幻のケン



幻の土笛ケン

平底卵形をした陶製の古代中国の吹孔気鳴楽器。日本でも数ヶ所で出土しています。
音色は、優しく柔らかな響きをかもし出してくれます。
また素朴で温かみがあり、大地を渡る風の音のように聞こえ、人が自然と一体だったころの遠い記憶を思い出させてくれる。
どこまでも心の奥深く、魂の本質に共鳴する音色です。
作り方は、手のひらに乗る程度の粘土を卵型に丸め、 中を空洞を設けて穴を空けて焼成すれば出来上がり。 空洞の大きさや穴の形と大きさなどで音色が変化する。 また、焼成温度を上げると高音域になり、粘土に赤土や砂を混ぜると固くなる。
吹き方は、 両手のたなごころに包み込むようにして、上に開けた吹き口から息を吹き込み音を出す。すなわち「息」とは「自分の心」と書きますが「命」を吹きかけて鳴らします ♪♪♪。

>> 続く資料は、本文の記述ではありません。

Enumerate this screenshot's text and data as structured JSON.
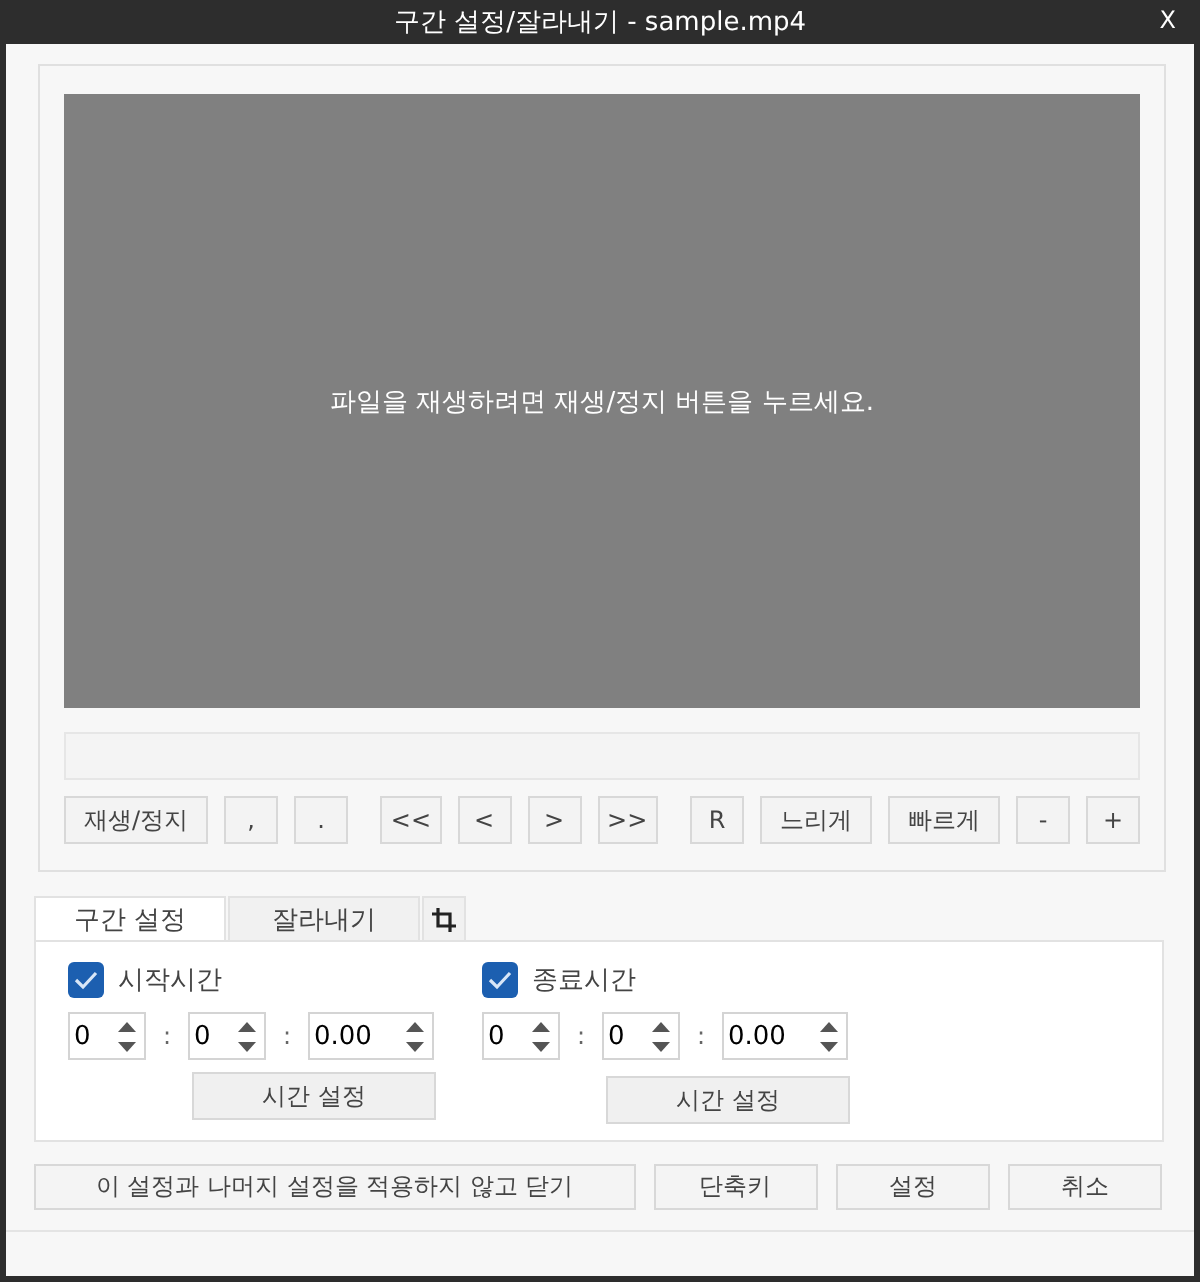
{
  "window": {
    "title": "구간 설정/잘라내기 - sample.mp4",
    "close": "X"
  },
  "player": {
    "message": "파일을 재생하려면 재생/정지 버튼을 누르세요.",
    "button_groups": [
      [
        "재생/정지",
        ",",
        "."
      ],
      [
        "<<",
        "<",
        ">",
        ">>"
      ],
      [
        "R",
        "느리게",
        "빠르게",
        "-",
        "+"
      ]
    ]
  },
  "tabs": [
    {
      "kind": "text",
      "label": "구간 설정",
      "selected": true
    },
    {
      "kind": "text",
      "label": "잘라내기",
      "selected": false
    },
    {
      "kind": "crop",
      "selected": false
    }
  ],
  "time_groups": [
    {
      "label": "시작시간",
      "checked": true,
      "hours": "0",
      "separator_1": ":",
      "minutes": "0",
      "separator_2": ":",
      "seconds": "0.00",
      "button": "시간 설정"
    },
    {
      "label": "종료시간",
      "checked": true,
      "hours": "0",
      "separator_1": ":",
      "minutes": "0",
      "separator_2": ":",
      "seconds": "0.00",
      "button": "시간 설정"
    }
  ],
  "footer_buttons": [
    "이 설정과 나머지 설정을 적용하지 않고 닫기",
    "단축키",
    "설정",
    "취소"
  ]
}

 われわれは、時計のように厳密なリズムで生活していると退屈し、マンネリとなって、元気をなくしてしまう。しかし、まったくデタラメなリズムでもストレスが生じ、やはり神経がまいってしまう。ゆらぎは、滝の流れる音や清流のように、静かな音であったり、生命力がもっとも生き生きしてくるリズムであったりする、魂と共鳴する魂自身のリズムである。

黄帝も聴いた幻の土笛!

中国浙江河姆渡遺跡からは1音孔の陶製のもの、西安半坡仰韶遺跡からは無音孔と1音孔のもの、山西万泉県荊村遺跡からは無音孔、1音孔、2音孔のものが出土している。
これらは6000年から7000年前の新石器時代のものと推定される。
甘粛玉門火焼溝遺跡から出土した20余りの陶製のは、新石器時代後期もしくは夏代遺物と考えられており、球形のものの他にも魚形のものがあり、頂端の魚の嘴部分に吹孔、両肩にそれぞれ1音孔、魚の腹部左下に1音孔があり、音孔を押さえる手指の組み合わせによる6種類の指法によって4つの楽音を出すことができるようになっており、四声音階を構成していた。
殷代(紀元前1750年〜紀元前1050年頃)になると、平底卵形のものが多くなり、陶製のものの他に、石製、象牙製、骨製のものが作られている。
商代後期には、それまでバラバラだった、形状、および音孔数の規格化が始まっている。
殷代以降1000年余り、1吹孔、5音孔の6孔のものが多かったが、漢代になってようやく1吹孔、6音孔に改良され、さらに宋代になって7音孔のものが作られるようになった。
ケンは、隋代(7世紀頃)には、いわゆる九部楽の中の「清楽」中に使われており、また清代の宮廷でも「中和韶楽」の演奏に使われ、約7000年の昔から、一貫して生きた楽器として使われており、中国音楽の中で重要な役割を果たしていたが、近年100年余りは、ほとんど使用されなくなり、人々にも忘れ去られ、「幻の笛」的存在となっていた。
1930年代に中国音楽院の曹正教授により古陶製けんの復元研究が始められ、その後1979年に天津音楽院の陳重教授が古代の7音孔の陶けんの基礎の上に、前6後2の8音孔の陶けんの制作に成功し、けんの音域をc1〜a2に拡げた。
1983年には湖北省歌舞団の趙良山が前7後2の9音孔の陶けんを作成し、音域をさらにb〜f2に拡げ、独奏だけでなく他の民族楽器との合奏や伴奏にも使える楽器として、古代楽器に新たな生命を吹き込んだ。
ケンは日本にも伝来しており、1966年に山口県下関市綾羅木郷台地遺跡の弥生式竪穴住居跡から出土したのを皮切りに、京都府峰山町杉谷扇谷遺跡や、同じく峰山町長岡途中ケ丘遺跡などの弥生時代の遺跡から日本のが出土している。